Ultrathin Two-Dimensional ordered porous carbon host with atomically dispersed electrocatalytic sites toward high volumetric energy Lithium-Sulfur battery

Despite multimodal approaches to increase the gravimetric capacity of lithium-sulfur (Li-S) batteries over the years, strategies on achieving high volumetric capacity (Qv) at close to practical cell operating conditions with high areal sulfur loading and low electrolyte-to-sulfur (E/S) ratio are still lacking. Here, we report that a synergistic effect of a carbonaceous framework with precisely-controlled porous structure/dimension and highly-active, surface-mediated electrocatalysis by a ruthenium (Ru) single-atom electrocatalyst (SAC) composed of N2RuCl2 achieves high Qv in Li-S batteries. Two-dimensional (2D) and hierarchically ordered porous structures of polymer interfacial self-assembly derived N-doped carbon nanosheets (NCNS) realize a highly-packed sulfur cathode with outstanding Li+ ion diffusivity and electrode stability, which have been considered as main impediments to achieving high Qv in a dense sulfur cathode.

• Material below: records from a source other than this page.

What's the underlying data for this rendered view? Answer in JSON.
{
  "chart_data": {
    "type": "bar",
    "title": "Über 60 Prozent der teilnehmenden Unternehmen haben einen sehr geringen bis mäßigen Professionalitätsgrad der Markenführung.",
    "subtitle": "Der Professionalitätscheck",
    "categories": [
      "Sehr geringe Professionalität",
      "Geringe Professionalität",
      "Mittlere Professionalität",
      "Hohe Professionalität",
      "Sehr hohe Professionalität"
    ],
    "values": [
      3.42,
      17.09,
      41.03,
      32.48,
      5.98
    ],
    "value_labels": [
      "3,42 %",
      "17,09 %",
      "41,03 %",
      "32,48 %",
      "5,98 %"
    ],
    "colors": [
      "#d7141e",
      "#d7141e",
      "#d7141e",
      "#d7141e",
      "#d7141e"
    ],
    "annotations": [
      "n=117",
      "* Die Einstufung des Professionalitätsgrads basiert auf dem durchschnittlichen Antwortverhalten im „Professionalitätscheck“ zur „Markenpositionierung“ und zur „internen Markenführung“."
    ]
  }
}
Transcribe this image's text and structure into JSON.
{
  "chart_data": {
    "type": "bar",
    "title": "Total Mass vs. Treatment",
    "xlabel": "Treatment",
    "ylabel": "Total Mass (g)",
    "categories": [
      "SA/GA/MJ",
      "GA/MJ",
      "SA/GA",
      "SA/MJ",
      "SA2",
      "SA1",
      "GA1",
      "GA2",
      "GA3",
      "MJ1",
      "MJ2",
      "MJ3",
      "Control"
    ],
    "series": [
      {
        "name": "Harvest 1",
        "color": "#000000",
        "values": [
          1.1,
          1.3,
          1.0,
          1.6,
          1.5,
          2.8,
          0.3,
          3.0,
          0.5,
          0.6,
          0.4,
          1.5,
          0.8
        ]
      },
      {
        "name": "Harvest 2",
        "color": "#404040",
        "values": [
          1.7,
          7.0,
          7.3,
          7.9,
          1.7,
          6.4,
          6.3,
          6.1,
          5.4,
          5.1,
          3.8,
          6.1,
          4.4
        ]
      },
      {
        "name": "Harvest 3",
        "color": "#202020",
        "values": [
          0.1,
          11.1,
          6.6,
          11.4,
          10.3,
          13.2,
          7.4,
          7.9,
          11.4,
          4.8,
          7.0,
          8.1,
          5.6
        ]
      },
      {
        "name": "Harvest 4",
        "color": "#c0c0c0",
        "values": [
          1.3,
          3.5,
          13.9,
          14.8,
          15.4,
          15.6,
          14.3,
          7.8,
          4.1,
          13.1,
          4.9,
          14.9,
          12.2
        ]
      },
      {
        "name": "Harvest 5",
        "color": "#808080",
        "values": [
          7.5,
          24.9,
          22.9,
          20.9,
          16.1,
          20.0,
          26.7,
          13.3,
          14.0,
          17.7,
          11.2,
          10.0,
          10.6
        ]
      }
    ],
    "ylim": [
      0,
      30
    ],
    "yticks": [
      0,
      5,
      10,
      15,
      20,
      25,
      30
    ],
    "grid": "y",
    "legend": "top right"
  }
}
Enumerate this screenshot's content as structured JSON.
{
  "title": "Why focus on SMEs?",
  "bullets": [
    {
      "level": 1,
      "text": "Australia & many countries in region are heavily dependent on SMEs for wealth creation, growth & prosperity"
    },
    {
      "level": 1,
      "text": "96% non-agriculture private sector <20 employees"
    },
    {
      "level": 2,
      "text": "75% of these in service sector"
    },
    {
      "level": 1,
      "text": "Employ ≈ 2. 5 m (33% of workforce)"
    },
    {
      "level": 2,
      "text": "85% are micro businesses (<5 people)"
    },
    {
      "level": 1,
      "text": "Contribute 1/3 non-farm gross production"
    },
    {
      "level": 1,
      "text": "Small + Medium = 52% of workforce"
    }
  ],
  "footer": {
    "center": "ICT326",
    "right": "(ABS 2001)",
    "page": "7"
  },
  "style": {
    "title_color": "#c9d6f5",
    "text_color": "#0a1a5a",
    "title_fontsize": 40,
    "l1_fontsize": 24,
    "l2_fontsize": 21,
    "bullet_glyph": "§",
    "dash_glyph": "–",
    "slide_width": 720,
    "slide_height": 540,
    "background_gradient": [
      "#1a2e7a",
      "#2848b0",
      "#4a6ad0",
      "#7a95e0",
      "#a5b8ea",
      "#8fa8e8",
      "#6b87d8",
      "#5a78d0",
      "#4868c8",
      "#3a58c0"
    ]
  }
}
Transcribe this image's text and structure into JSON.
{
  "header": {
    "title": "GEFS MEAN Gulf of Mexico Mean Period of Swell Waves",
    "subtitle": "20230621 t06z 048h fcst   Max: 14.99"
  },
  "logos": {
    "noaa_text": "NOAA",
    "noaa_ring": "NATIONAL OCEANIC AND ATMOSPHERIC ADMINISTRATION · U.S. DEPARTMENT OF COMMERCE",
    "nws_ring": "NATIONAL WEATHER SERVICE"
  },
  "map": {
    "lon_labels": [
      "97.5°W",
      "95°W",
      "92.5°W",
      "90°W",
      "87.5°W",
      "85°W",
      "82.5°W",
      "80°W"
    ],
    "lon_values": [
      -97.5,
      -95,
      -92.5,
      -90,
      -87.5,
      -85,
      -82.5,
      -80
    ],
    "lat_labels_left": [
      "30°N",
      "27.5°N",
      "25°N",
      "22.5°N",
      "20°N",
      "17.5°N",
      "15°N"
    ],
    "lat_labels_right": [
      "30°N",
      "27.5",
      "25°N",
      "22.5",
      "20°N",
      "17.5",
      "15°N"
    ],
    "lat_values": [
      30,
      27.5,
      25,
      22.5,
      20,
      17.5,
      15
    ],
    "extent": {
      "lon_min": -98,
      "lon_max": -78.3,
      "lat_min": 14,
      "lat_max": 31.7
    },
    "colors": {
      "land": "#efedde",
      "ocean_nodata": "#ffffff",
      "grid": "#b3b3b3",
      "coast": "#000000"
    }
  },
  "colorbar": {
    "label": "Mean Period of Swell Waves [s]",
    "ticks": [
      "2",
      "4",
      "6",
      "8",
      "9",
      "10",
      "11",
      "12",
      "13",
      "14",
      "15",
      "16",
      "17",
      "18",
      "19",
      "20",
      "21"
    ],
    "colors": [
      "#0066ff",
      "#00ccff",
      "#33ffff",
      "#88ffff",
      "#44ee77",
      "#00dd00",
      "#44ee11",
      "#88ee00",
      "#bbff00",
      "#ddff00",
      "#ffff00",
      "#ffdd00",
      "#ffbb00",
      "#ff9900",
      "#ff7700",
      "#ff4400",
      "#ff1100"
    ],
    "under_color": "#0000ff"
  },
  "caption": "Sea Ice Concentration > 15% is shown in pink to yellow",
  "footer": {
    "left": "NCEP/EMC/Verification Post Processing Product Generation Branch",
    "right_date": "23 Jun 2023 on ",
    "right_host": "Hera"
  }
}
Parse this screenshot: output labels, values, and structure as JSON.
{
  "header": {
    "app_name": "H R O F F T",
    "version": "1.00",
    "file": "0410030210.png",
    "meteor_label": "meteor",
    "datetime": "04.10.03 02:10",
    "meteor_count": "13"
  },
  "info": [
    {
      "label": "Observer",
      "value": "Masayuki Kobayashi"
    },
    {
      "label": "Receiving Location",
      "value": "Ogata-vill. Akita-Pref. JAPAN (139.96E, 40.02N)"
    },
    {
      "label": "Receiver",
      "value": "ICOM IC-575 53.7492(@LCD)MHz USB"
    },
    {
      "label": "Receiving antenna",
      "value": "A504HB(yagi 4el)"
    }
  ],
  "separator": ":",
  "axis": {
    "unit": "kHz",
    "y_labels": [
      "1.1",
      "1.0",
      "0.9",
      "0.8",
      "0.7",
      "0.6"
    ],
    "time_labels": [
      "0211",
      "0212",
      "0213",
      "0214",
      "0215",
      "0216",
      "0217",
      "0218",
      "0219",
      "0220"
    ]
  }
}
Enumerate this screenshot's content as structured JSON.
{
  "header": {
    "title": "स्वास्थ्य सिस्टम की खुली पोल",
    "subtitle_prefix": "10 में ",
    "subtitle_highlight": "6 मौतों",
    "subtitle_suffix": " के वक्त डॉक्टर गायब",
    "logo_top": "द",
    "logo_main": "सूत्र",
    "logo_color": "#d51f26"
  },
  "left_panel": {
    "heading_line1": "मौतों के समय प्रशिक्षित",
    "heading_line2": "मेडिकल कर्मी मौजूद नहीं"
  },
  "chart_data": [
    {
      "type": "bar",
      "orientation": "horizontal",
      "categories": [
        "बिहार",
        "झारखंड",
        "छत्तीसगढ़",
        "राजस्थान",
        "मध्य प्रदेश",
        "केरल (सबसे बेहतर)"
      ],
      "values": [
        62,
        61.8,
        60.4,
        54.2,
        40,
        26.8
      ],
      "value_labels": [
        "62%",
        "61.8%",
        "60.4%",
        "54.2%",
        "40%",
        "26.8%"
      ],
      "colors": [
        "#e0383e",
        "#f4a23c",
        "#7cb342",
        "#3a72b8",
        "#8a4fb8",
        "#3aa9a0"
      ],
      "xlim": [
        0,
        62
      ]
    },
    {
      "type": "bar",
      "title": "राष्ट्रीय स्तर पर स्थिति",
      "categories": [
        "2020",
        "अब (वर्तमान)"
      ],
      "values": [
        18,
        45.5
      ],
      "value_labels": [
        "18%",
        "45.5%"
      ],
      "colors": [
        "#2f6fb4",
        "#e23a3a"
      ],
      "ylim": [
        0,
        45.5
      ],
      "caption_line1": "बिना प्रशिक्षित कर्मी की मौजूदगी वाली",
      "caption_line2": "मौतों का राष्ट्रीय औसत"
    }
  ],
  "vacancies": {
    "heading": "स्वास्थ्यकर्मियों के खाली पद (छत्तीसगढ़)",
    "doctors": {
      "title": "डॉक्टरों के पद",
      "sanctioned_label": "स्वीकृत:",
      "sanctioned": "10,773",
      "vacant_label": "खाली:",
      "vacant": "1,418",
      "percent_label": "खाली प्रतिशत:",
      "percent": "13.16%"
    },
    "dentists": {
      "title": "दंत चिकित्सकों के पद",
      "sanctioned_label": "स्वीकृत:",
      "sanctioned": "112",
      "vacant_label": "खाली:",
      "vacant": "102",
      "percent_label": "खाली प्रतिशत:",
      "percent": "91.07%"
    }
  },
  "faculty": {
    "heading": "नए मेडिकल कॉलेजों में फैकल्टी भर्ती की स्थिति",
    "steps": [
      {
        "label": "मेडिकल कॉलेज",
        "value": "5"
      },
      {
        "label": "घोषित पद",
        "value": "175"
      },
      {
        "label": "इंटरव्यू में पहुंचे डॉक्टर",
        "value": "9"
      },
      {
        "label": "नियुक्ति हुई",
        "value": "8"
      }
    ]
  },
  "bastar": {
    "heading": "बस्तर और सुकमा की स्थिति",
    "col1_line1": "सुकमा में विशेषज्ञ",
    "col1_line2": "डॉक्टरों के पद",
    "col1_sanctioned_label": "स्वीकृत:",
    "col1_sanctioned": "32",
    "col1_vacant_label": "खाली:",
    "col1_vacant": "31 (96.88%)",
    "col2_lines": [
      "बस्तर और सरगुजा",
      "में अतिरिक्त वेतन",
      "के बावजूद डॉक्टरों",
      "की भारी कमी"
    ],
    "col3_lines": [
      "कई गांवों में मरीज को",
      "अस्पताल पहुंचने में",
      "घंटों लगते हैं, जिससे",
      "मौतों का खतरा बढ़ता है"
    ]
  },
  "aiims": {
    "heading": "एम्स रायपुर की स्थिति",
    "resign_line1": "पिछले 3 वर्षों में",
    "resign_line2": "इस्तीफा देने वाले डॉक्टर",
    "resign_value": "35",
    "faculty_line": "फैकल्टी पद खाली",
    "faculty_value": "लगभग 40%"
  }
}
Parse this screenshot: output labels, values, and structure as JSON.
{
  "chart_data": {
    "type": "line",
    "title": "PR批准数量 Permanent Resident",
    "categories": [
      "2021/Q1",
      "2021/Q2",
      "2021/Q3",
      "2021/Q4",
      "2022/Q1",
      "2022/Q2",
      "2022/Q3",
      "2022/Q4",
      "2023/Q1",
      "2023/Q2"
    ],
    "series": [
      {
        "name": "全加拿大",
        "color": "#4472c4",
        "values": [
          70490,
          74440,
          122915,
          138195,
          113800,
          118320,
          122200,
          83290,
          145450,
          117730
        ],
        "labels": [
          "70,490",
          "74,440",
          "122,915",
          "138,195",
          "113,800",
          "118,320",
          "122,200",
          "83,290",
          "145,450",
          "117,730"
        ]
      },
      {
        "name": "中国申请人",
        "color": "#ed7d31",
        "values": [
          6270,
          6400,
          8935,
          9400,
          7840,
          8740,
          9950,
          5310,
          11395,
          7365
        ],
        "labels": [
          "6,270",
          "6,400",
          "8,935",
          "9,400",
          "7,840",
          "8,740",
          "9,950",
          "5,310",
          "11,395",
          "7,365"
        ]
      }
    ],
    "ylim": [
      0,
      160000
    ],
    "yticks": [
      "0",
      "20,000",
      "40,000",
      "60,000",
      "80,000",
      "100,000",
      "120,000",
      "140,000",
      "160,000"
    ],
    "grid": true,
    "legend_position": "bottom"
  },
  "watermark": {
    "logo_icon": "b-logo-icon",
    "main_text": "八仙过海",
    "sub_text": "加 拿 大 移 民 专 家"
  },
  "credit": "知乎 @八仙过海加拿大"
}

Moreover, homogeneous incorporation of N2RuCl2 SAC which has novel Ru coordination environment with two N and Cl atoms on the surface of NCNS remarkably accelerated the reaction kinetics of Li-S electrochemistry and achieved high Qv even at high sulfur loading (5.0 mg cm−2), extremely low E/S ratio (4.5μL mg−1), and low electrode porosity (50 %).